The words rose to the tip of his tongue and this time, he didn’t swallow them back down. “I’ve been a foolish old man. I’ve made a terrible mistake,” he said quietly.
“What mistake?” Song asked. She inhaled. Her voice had softened to a quiet, serious tone, one a mother would use with a child when she knew something was wrong.
He heard the steam rising from a pot she had on the burner, the soft whistle of air flowing upward, the lid clattering. What was she cooking? he wondered. The sound filled his head and made everything around him feel cloudy and far away. The soft whistling sound in his head grew stronger and louder. Wei brought the teacup up to his lips and drank down his tea. He looked up and into her eyes. It was the least he could do: accept responsibility with what little dignity he had left. The hot liquid burned his tongue all the way down his throat. It wasn’t enough to make up for what he had done, but it was a start.
“What mistake?” he heard Song ask again.
He looked up and he was there in her kitchen as she refilled his teacup and set it down on the table in front of him. Nothing had changed. He was still an old fool. Song had no idea what was going on with him and he didn’t have the energy to start at the beginning.
“Are you feeling all right?” Song asked. He saw the look of concern that now clouded her face. “You haven’t been yourself for the longest time.”
Song didn’t know how wrong she was. He was exactly himself, a coward who didn’t deserve her friendship. Instead, Wei cleared his throat and glanced up at her.
“I’m fine,” he said.
Tao
Tao smelled smoke. Just like after a string of firecrackers had gone off during New Year’s, the smoke rising, the burning scent lingering in the air. His mother stood to the side of the hospital table where he lay and squeezed his hand tighter as the high shrill of the saw sheared through the length of the cast. He glanced down at his leg to see the white powdery residue of the plaster spring up and float through the air. The room was small and his grandfather had to wait outside for them in the hallway. The doctor told him to relax and they would have the cast off in a short time. Tao held tightly on to his mother’s hand.

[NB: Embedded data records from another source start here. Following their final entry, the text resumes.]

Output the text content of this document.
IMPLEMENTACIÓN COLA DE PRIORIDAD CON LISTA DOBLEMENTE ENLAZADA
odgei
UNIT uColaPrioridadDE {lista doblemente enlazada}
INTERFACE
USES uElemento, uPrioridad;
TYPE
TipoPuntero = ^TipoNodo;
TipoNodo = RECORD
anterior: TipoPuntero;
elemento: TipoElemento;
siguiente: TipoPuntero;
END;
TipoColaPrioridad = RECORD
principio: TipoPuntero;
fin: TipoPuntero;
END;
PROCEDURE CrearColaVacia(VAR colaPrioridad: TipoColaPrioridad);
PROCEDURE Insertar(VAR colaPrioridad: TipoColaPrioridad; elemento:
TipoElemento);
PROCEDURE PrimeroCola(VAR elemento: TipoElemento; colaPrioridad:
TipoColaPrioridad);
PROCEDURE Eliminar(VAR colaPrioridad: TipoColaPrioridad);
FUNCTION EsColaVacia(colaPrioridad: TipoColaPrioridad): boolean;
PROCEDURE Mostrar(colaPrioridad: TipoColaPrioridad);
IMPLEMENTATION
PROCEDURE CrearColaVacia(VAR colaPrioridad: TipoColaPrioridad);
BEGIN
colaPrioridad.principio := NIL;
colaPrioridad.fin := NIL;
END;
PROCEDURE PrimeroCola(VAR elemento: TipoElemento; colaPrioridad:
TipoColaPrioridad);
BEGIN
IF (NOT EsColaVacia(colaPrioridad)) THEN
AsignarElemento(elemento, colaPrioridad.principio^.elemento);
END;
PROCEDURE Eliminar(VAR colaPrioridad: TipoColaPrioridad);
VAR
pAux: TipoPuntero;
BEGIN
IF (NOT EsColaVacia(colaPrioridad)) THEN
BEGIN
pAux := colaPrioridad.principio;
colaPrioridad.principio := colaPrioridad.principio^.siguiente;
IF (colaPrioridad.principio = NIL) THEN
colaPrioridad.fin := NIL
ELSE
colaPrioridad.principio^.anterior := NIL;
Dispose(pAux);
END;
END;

Tao closed his eyes for a moment, his thoughts drifting elsewhere. The sound of the saw blurred into the buzzing of a thousand bees. His mother’s thumb stroked the back of his hand, telling him everything was all right. It’s almost over. He would never forget the time his hand slipped from his mother’s in a busy downtown area. He was four years old and was suddenly lost in a crowd of people with his
ma ma
nowhere in sight. He remembered feeling as if he’d fallen into a well, looking up and seeing only a small piece of the sky as he struggled to catch his breath and keep up the pace. Soon, he felt as if he couldn’t breathe.
“No, no, no!”
He suddenly stopped and screamed at the top of his lungs. Bodies jostled him to and fro, until a hand grabbed him by the back of the collar and pulled him to the side. His mother had backtracked and was calling his name over and over again when the man waved her over. Tao was crying by then, and when he saw her hurrying toward him, he began to cry even harder until she had picked him up and he was in her arms again.
“I’m here, I’m here,”
she repeated, stroking his back. It was a memory that still haunted him.